Por un instante, Lethe creyó ver el brillo de una lágrima en los ojos de Gaithnard. Éste guardó silencio. Los únicos sonidos audibles eran el que hacía Llanfereit al succionar su pipa y el producido por el agua al chocar contra el casco del barco.

—Debo hacer esto yo solo —dijo finalmente, con un tono de voz que no admitía réplica—. Debo pedírselo a Adwyne. Vive en la playa, no muy lejos de Bork, un pueblo situado al oeste de la ciudad de Tinandel.

—¿Cómo piensas ir hasta allí sin ser visto? —preguntó Wedgebolt.

Gaithnard sonrió, aunque no sin reservas.

—La niebla tiene sus ventajas —afirmó simplemente—. Creo que puedo conseguir un caballo.

Durante unos instantes permaneció con la mirada perdida en el infinito. Acto seguido, se quitó del cinto la vaina de la espada y la arrojó encima de la litera.

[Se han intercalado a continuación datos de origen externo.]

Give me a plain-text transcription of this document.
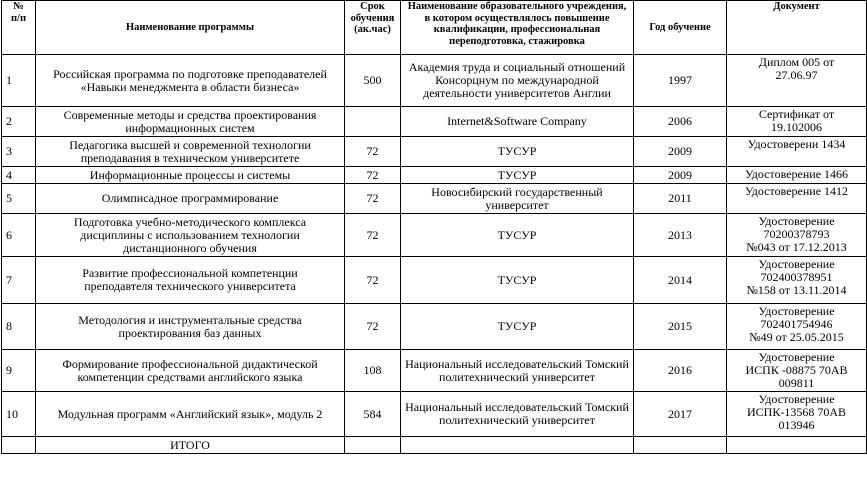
№
п/п	Наименование программы	Срок
обучения
(ак.час)	Наименование образовательного учреждения,
в котором осуществлялось повышение
квалификации, профессиональная
переподготовка, стажировка	Год обучение	Документ
1	Российская программа по подготовке преподавателей
«Навыки менеджмента в области бизнеса»	500	Академия труда и социальный отношений
Консорцнум по международной
деятельности университетов Англии	1997	Диплом 005 от
27.06.97

2	Современные методы и средства проектирования
информационных систем		Internet&Software Company	2006	Сертификат от
19.102006

3	Педагогика высшей и современной технологии
преподавания в техническом университете	72	ТУСУР	2009	Удостоверени 1434

4	Информационные процессы и системы	72	ТУСУР	2009	Удостоверение 1466

5	Олимписадное программирование	72	Новосибирский государственный
университет	2011	Удостоверение 1412

6	Подготовка учебно-методического комплекса
дисциплины с использованием технологии
дистанционного обучения	72	ТУСУР	2013	Удостоверение
70200378793
№043 от 17.12.2013

7	Развитие профессиональной компетенции
преподавтеля технического университета	72	ТУСУР	2014	Удостоверение
702400378951
№158 от 13.11.2014

8	Методология и инструментальные средства
проектирования баз данных	72	ТУСУР	2015	Удостоверение
702401754946
№49 от 25.05.2015

9	Формирование профессиональной дидактической
компетенции средствами английского языка	108	Национальный исследовательский Томский
политехнический университет	2016	Удостоверение
ИСПК -08875 70АВ
009811

10	Модульная программ «Английский язык», модуль 2	584	Национальный исследовательский Томский
политехнический университет	2017	Удостоверение
ИСПК-13568 70АВ
013946

	ИТОГО				
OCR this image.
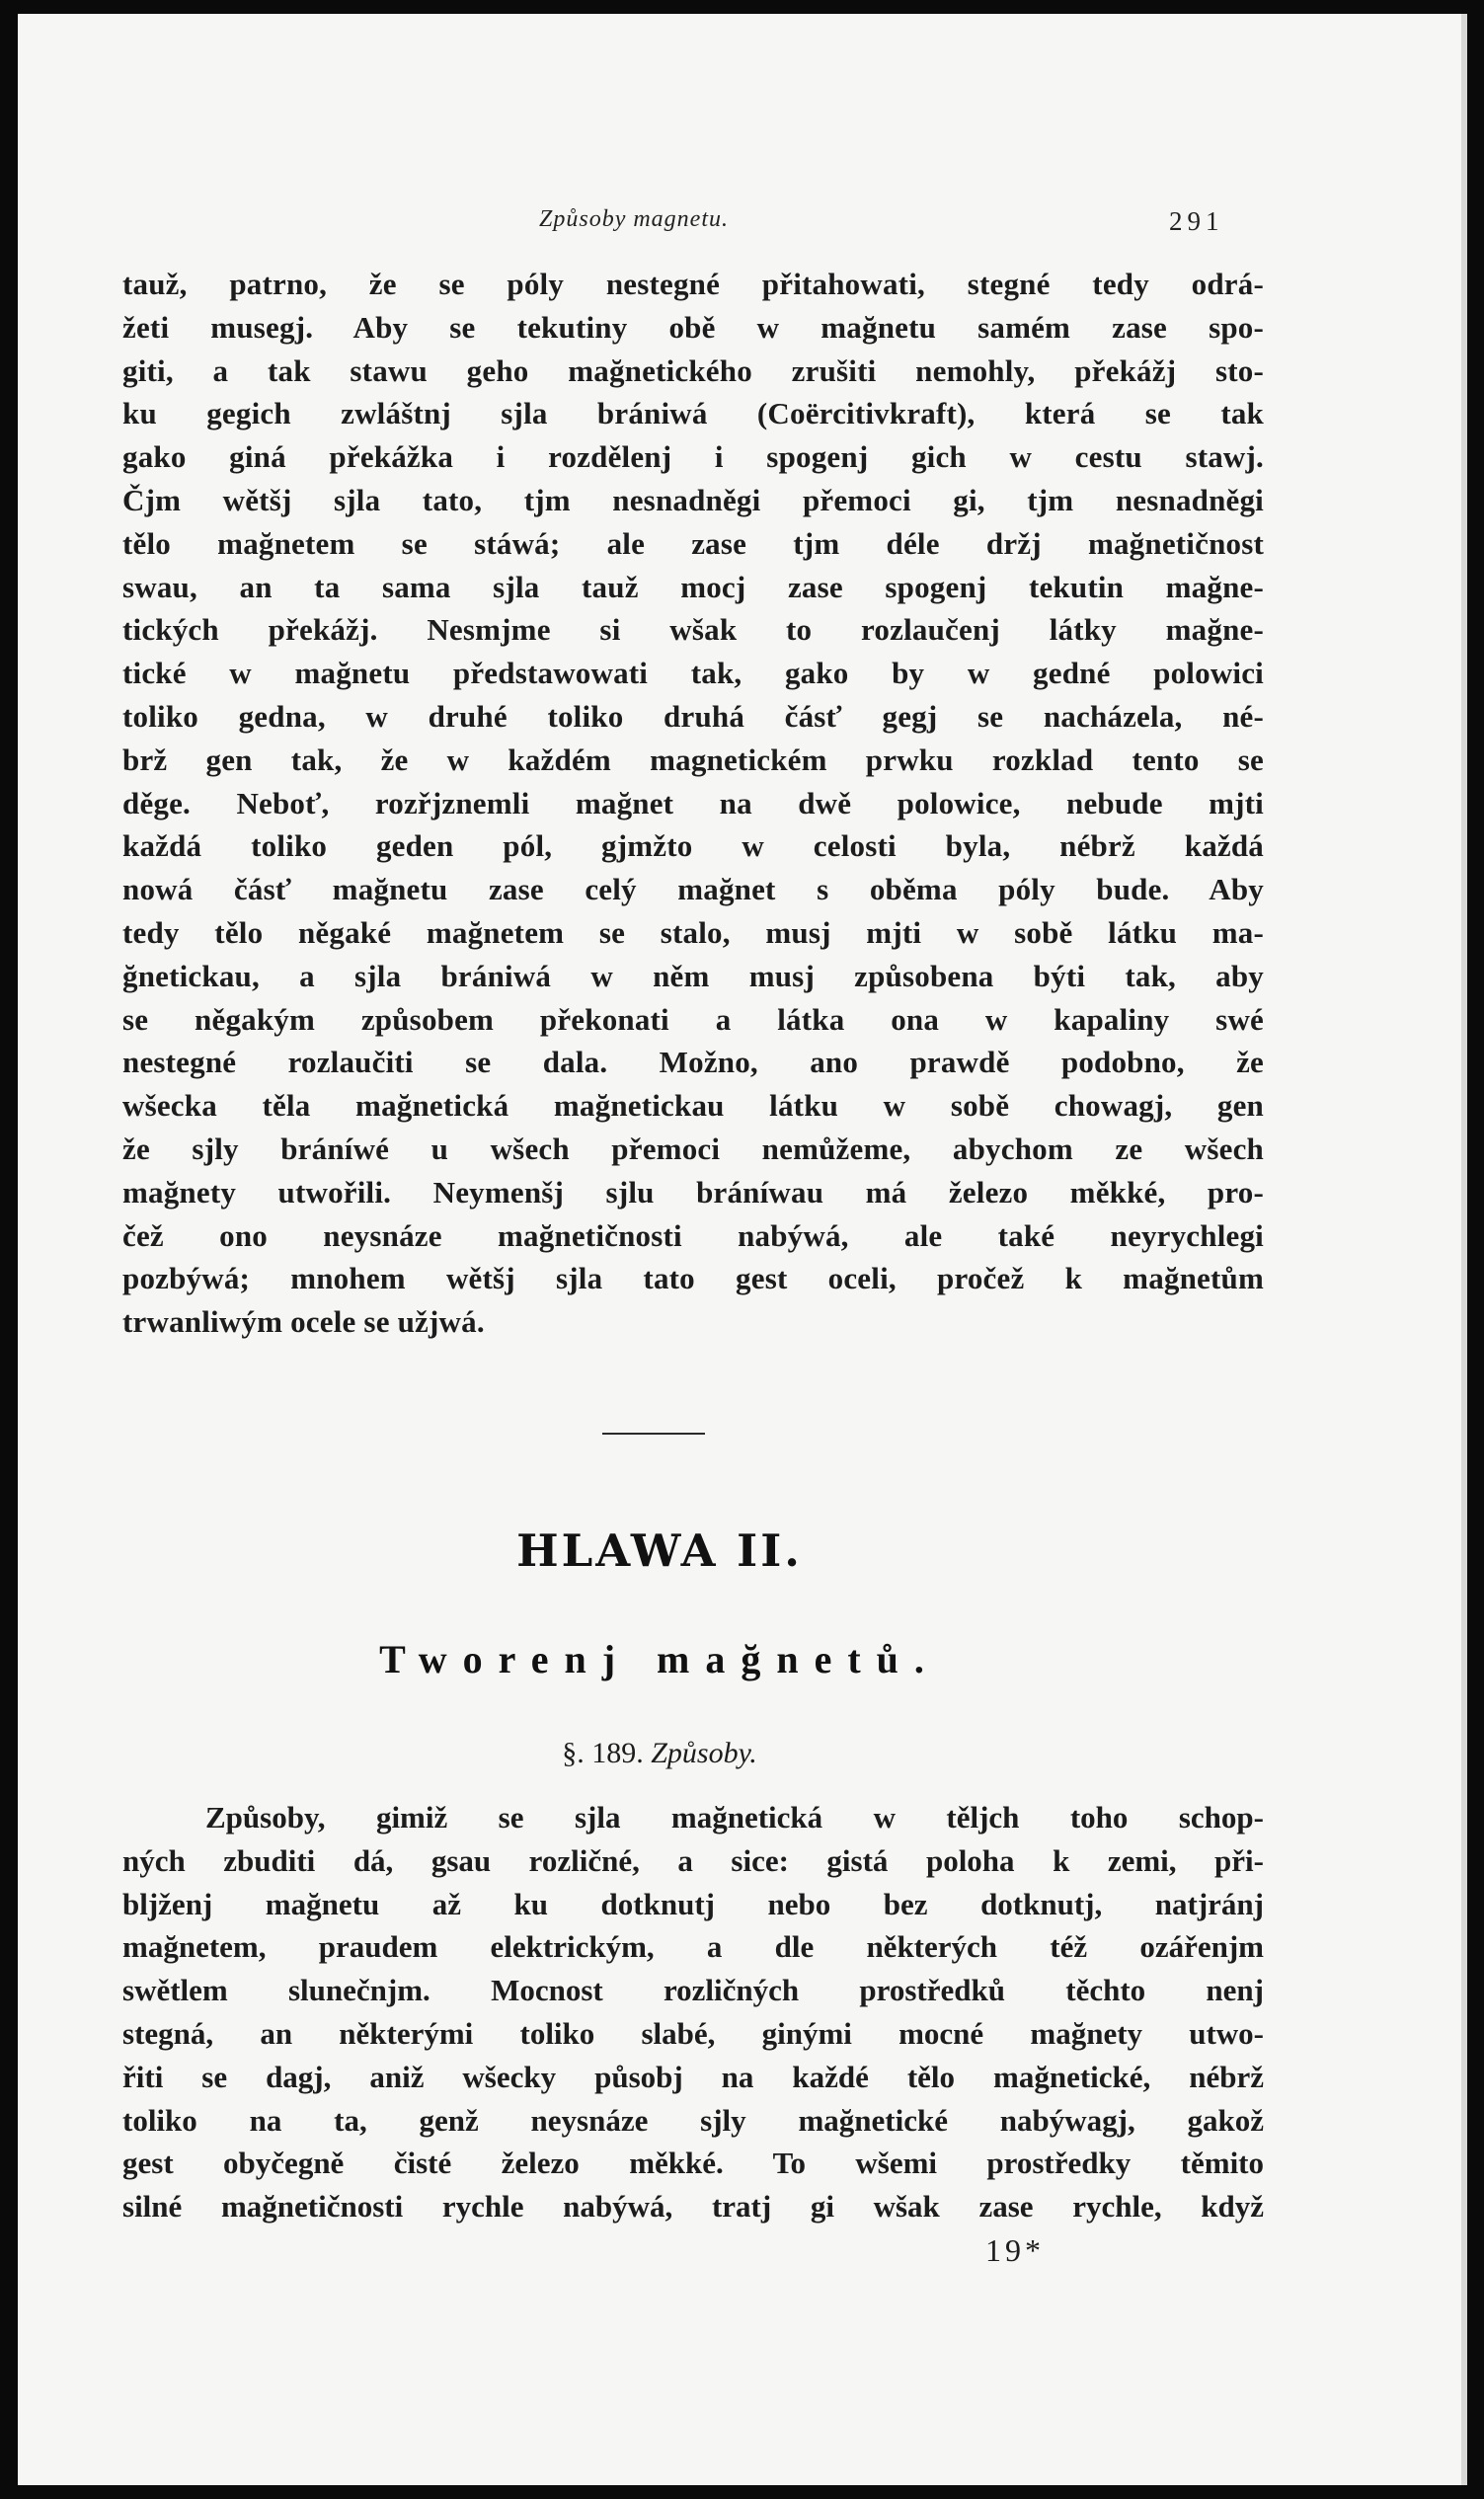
Způsoby magnetu.	291
tauž, patrno, že se póly nestegné přitahowati, stegné tedy odrá-
žeti musegj. Aby se tekutiny obě w mağnetu samém zase spo-
giti, a tak stawu geho mağnetického zrušiti nemohly, překážj sto-
ku gegich zwláštnj sjla brániwá (Coërcitivkraft), která se tak
gako giná překážka i rozdělenj i spogenj gich w cestu stawj.
Čjm wětšj sjla tato, tjm nesnadněgi přemoci gi, tjm nesnadněgi
tělo mağnetem se stáwá; ale zase tjm déle držj mağnetičnost
swau, an ta sama sjla tauž mocj zase spogenj tekutin mağne-
tických překážj. Nesmjme si wšak to rozlaučenj látky mağne-
tické w mağnetu předstawowati tak, gako by w gedné polowici
toliko gedna, w druhé toliko druhá čásť gegj se nacházela, né-
brž gen tak, že w každém magnetickém prwku rozklad tento se
děge. Neboť, rozřjznemli mağnet na dwě polowice, nebude mjti
každá toliko geden pól, gjmžto w celosti byla, nébrž každá
nowá čásť mağnetu zase celý mağnet s oběma póly bude. Aby
tedy tělo něgaké mağnetem se stalo, musj mjti w sobě látku ma-
ğnetickau, a sjla brániwá w něm musj způsobena býti tak, aby
se něgakým způsobem překonati a látka ona w kapaliny swé
nestegné rozlaučiti se dala. Možno, ano prawdě podobno, že
wšecka těla mağnetická mağnetickau látku w sobě chowagj, gen
že sjly bráníwé u wšech přemoci nemůžeme, abychom ze wšech
mağnety utwořili. Neymenšj sjlu bráníwau má železo měkké, pro-
čež ono neysnáze mağnetičnosti nabýwá, ale také neyrychlegi
pozbýwá; mnohem wětšj sjla tato gest oceli, pročež k mağnetům
trwanliwým ocele se užjwá.
HLAWA II.
Tworenj mağnetů.
§. 189. Způsoby.
Způsoby, gimiž se sjla mağnetická w těljch toho schop-
ných zbuditi dá, gsau rozličné, a sice: gistá poloha k zemi, při-
bljženj mağnetu až ku dotknutj nebo bez dotknutj, natjránj
mağnetem, praudem elektrickým, a dle některých též ozářenjm
swětlem slunečnjm. Mocnost rozličných prostředků těchto nenj
stegná, an některými toliko slabé, ginými mocné mağnety utwo-
řiti se dagj, aniž wšecky působj na každé tělo mağnetické, nébrž
toliko na ta, genž neysnáze sjly mağnetické nabýwagj, gakož
gest obyčegně čisté železo měkké. To wšemi prostředky těmito
silné mağnetičnosti rychle nabýwá, tratj gi wšak zase rychle, když
19*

—Si llamo a su puerta armado, me rechazará —explicó—. Ella es… especial; hemos pasado muchas cosas juntos —añadió, acercándose a Lethe. Apoyó una mano en la rodilla del muchacho—. Amigo mío, si no llego a tiempo, y Foot y su familia ya se encuentran aquí, ¿podrías llevar a Preter hasta el muelle?

Lethe asintió con solemnidad.

—Será un honor, Gaithnard.

—Ahora debo irme —anunció Gaithnard con voz quebrada, mientras se cubría con su túnica—. Si no regreso, quiero que sepáis que me siento un hombre privilegiado por haberos conocido.

Miró a sus compañeros a los ojos, uno por uno, caminó hacia la puerta y desapareció sin volver la vista atrás. Los demás permanecieron en su sitio, en silencio. Pit dejó caer la cabeza; Wedgebolt movió la suya, desolado.

—Esa maldita cerveza —musitó Matei, y se dejó caer en una silla.

No hubo la más mínima reacción.

Cuando Lethe se levantó para dirigirse hacia la litera de Gaithnard y tomar la espada, se oyó un chapoteo en la banda del barco expuesta al mar.

Llanfereit se acercó al ojo de buey y miró como si intentara penetrar en la niebla, meditabundo.

—La venganza por honor parece tener un carácter inexorable para Gaithnard y los habitantes de la isla; lo que estamos a punto de presenciar rebasa los límites de lo imaginable. Deberíamos hacer planes. Si las ancestrales costumbres de los quymios llegan a amenazar nuestros intereses, deberemos actuar.

Matei se irguió y cerró el puño de la mano derecha.

—Tienes razón, Lian —dijo—. Por otra parte, me pregunto qué pasará si Gaithnard sale vencedor. ¿Alguien lo sabe? ¿Intentarán apresarnos, o nos dejarán marchar?

—Consideran que Gaithnard es un traidor —añadió Llanfereit—. ¿Cómo tratarían las gentes de Romander o de Ostander a un traidor?

Pit se incorporó de un salto.

—Puede ser que tenga una idea; un método simple para distraer su atención en caso necesario —dijo.